You would think that such a battle would be the perfect time for the secular parties to push forward and score some political points, but as we said, nothing that is happening on that front can be taken seriously anymore. The secular parties, recognising their people's calls for unity, have created five different coalitions so far and counting. The Social Democratic Party, high on an internal “election" in which no one lost and everybody won, are currently negotiating a merger with the Free Egyptians Party, to create one party that truly doesn't represent anyone. There are talks with Hamdeen Sabahy's people to join them in a coalition, as long as the parties agree that Sabahy will be their candidate in the next elections. Completely ignoring the fact that the Sabahy is an accidental candidate, and that his votes were basically the ElBaradei voters who just couldn't vote for Abul Fotouh, the parties seem to be agreeing to Sabahy's demand, because, honestly, who do they have that can compete nationally anyway?
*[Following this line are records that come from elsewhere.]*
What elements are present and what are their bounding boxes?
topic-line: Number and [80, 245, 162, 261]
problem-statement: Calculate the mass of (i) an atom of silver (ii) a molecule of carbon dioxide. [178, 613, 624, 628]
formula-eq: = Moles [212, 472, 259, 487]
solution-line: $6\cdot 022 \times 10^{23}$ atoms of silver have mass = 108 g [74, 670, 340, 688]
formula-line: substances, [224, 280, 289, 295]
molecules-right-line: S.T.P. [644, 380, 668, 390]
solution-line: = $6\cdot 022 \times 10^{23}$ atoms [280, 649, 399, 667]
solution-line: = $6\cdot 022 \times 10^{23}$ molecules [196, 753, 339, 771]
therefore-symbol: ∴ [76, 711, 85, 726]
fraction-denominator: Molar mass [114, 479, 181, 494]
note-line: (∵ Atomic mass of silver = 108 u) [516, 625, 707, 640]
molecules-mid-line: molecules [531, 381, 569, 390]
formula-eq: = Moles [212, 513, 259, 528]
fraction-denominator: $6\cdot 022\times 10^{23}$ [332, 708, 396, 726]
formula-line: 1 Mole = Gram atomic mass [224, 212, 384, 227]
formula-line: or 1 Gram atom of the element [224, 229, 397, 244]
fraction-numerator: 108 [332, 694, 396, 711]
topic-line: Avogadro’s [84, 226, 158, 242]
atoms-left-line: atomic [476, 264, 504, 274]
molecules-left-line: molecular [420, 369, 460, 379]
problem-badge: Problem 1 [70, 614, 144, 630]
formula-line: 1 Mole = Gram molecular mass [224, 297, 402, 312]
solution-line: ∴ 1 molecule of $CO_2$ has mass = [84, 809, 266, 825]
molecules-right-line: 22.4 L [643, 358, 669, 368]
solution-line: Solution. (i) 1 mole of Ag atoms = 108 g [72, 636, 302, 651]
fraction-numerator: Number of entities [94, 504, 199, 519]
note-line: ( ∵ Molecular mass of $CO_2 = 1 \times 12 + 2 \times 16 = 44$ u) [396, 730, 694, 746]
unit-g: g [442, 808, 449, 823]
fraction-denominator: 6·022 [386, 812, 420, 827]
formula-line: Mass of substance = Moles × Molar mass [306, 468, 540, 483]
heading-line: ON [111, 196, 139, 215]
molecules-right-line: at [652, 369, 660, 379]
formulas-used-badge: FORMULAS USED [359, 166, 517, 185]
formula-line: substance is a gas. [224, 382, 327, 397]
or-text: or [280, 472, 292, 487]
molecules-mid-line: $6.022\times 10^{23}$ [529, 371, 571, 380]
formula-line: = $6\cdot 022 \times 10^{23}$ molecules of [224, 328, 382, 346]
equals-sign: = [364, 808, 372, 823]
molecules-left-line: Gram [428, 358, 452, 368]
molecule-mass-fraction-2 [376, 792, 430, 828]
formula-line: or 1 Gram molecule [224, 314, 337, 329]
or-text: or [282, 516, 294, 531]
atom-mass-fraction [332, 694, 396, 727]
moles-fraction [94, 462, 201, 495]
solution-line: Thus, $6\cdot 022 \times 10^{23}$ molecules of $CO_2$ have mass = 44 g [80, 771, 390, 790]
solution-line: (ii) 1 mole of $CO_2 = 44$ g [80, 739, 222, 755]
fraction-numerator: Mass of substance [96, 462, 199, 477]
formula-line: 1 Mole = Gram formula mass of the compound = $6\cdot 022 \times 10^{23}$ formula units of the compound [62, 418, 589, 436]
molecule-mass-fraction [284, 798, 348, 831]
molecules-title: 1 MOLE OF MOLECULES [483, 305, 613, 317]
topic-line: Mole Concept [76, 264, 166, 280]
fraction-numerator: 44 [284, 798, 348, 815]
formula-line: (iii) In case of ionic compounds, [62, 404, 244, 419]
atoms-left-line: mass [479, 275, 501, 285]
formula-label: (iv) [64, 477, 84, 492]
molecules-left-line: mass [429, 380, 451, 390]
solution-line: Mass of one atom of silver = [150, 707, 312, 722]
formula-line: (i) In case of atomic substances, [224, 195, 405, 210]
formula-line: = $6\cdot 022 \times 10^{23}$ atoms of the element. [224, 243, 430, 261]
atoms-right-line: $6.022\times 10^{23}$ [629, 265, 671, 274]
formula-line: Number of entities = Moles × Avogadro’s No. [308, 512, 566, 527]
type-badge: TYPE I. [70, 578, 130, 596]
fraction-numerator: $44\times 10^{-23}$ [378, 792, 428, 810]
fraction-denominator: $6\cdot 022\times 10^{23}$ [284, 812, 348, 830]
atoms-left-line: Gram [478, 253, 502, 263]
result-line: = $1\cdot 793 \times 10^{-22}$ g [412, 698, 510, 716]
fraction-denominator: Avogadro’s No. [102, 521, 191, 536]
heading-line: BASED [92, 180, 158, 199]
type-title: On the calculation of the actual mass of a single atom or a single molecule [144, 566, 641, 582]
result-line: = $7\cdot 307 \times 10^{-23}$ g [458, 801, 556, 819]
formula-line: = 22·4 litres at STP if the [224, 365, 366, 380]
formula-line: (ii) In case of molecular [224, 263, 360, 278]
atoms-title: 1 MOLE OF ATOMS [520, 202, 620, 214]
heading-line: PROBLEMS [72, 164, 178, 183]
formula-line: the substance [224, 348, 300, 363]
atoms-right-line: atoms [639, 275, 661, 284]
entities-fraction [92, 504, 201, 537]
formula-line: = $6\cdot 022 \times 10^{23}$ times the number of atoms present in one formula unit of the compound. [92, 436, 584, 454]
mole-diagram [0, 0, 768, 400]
Meanwhile, the revolutionary leaders Wael Ghonim and Amr Hamzawy engaged in a Facebook fight over Hamzawy's call for international pressure to ensure that the Egyptian constitution complies with international human rights agreements that Egypt has signed, which prompted Ghonim to post on Facebook that he is very disappointed with Hamzawy asking for foreign intervention, which prompted Hamzawy to respond in an interminable article explaining that he is against foreign intervention, but not exactly against international pressure. The revolutionaries, on the other hand, have been ignoring all of this, and focusing all of their energies on the nationally important issues of a football game being played and graffiti being removed. Now that's a group that has its priorities straight. Welcome to Egypt, where political analysis is starting to closely resemble political parody.
The circus is in town, people, and it is not leaving anytime soon. Sit back and enjoy the show.